I’ve become very slack on the writing front recently, thinking that, since the Great Lockdown appeared to be loosening, it was time to get back to normal, and in normal times I wouldn’t be writing at all except for money.
Except that it’s not very clear what’s changed; if the first wave of the virus is going to be followed by a second wave, then we’ll all have to go back to square one, which is apparently a phrase dating from early radio days when listeners followed football games by referring to an imaginary grid covering the pitch.
I can imagine locked-down or newly-unemployed people reverting to the ‘square one’ system as a way of killing time while reviving forgotten skills, such as unnecessary baking or paper plane design.

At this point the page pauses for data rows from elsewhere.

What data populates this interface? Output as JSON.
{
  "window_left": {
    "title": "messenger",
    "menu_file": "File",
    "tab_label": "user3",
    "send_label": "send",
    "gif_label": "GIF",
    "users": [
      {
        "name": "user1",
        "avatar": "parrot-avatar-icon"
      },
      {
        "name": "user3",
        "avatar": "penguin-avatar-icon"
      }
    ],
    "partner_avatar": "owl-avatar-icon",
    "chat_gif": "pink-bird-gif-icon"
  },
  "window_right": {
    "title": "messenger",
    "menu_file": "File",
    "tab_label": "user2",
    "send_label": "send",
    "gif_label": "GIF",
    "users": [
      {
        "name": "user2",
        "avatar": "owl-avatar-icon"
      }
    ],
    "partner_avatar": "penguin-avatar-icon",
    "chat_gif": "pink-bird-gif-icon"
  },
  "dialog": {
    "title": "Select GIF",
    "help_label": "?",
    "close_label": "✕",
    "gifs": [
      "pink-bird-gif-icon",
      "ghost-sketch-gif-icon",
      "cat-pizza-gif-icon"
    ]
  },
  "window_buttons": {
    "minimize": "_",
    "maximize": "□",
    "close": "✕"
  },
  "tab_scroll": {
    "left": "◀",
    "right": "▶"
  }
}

The landlady of our local pub has knitted (or ‘individually crafted’ as it’s now known) charming pen holders for the staff, which has created almost as much interest as football matches played to empty stadiums.
All of which will remain tolerably amusing until the effects of economic recession converge with the effects of a virus which seems to be picking up speed, so that we might all end up like the damsel in silent movies; tied to the railway line as a terrible choice of fates races towards her. (As part of my lock-down activities, I’ve been trying to improve my metaphor skills, but it’s not really worked).
Whatever happens, I can’t think that offices as they were just a few months ago will ever go back to square one. More likely, they’ll come to be regarded as an intermediate form of life, like mudskippers, which have moved on from being fish to being amphibians.
Offices have moved on from being creations of the factory age, housed in large buildings and manned by people working inflexible hours and using clunking technology like typewriters and Xerox machines, to…well, nobody quite knows yet, but it’s unlikely to involve workers spending a good part of their working day travelling to work, gossiping, being unnecessarily hectored by middle management or spending most of their dwindling funds at Greggs.
Hopefully, if we survive at all, we’ll become as flexible as the machines of the computer age, which can function, unlike 19th century mill machines, in most locations and at all times.
So we’ll become less like fish, moving in shoals and tied to one environment, and more like amphibians, which move separately between land and water, like newts. Which reminds me, I could do with a drink.